Covid-19 salgını, dünyada 65 milyon kişinin hastalanmasına, 1,5 milyondan fazla ölüme yol açarken, küresel kapitalist düzende devletlerin aşı yarışı büyük bir adaletsizlikle sonuçlandı.
Bloomberg'in derlediği resmi ve güncel verilere göre 7.85 milyar dozluk aşının dünya genelinde paylaşıldı. Fakat eşit şekilde dağılmadı.
Birçoğu iki doz olan aşılar, eşit ve adil bir şekilde dağıtılsaydı dünya nüfusunun yarıya yakını aşılanabilecekti.
Zengin devletlerin stokçuluğu
Dünya çapında aşıyı üreticisi şirketlerle 80’den fazla anlaşma yapıldı. Bu anlaşmalar sonucu aşıların büyük bölümü dünyanın en zengin kapitalist devletleri tarafından satın alınmış durumda.
- 38 milyonluk nüfusa sahip olan Kanada, 266 milyon dozluk aşı için 6 şirketle anlaşmaya vardı. Yani nüfusunun dört katına yetecek kadar aşıyı garantilemiş oldu.
- Aşılamanın başladığı İngiltere de nüfusun yaklaşık 3 katına yetecek kadar aşı anlaşması yaptı.
- Avustralya ise nüfusun iki katından fazla aşı için anlaşmış durumda.
Türkiye'de kaç kişi aşıya erişecek?
Şu ana kadar yapılan anlaşmalara göre Türkiye, 25 milyon kişi için aşı ayırtmış durumda. Nüfusun yüzde 30'una kadar yetebilecek anlaşmalara imza atan Erdoğan yönetimi, her yerden aşı almaya çalışacağını söylüyor.
Mısır nüfusunun yüzde 60’ına yetecek kadar aşı için anlaşma yaptı. Bahreyn, Ürdün ve Birleşik Arap Emirlikleri’nde bu oran yüzde 35 seviyelerinde.
Aşının nüfusa oranında Türkiye’nin altında olan devletler, Pakistan, Malezya, Kolombiya, Guatemala, Jamaika ve Venezuela.

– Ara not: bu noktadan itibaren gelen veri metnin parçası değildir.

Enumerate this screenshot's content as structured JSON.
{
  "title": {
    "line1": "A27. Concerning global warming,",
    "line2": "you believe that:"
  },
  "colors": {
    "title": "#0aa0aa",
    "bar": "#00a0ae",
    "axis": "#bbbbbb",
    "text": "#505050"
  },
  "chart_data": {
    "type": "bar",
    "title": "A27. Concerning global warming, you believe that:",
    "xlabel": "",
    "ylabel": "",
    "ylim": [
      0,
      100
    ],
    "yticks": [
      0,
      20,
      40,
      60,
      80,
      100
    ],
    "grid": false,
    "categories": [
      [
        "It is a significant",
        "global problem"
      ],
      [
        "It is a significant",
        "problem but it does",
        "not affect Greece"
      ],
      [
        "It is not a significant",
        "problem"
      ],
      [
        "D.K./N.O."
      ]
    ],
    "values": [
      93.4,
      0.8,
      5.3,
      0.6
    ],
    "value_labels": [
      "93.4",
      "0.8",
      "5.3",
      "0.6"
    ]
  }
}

Sosyalizmde yaşasaydık....
Uluslararası düzen sosyalizm olsaydı, küresel çapta üretim 1 aylığına durdurulabilir ve salgının önü kesilirdi. Demokratik planlama, kar amacı gütmeyen aşı üretimi ve sağlık sistemi sayesinde herkes aşıya ulaşabilirdi.
Eşitsizlikler üzerinde yükselen kapitalist düzendeyse büyük kazançların döndüğü aşı anlaşmaları yüzünden, dünya ve Türkiye nüfusunun büyük bölümü korumasız kalmış durumda.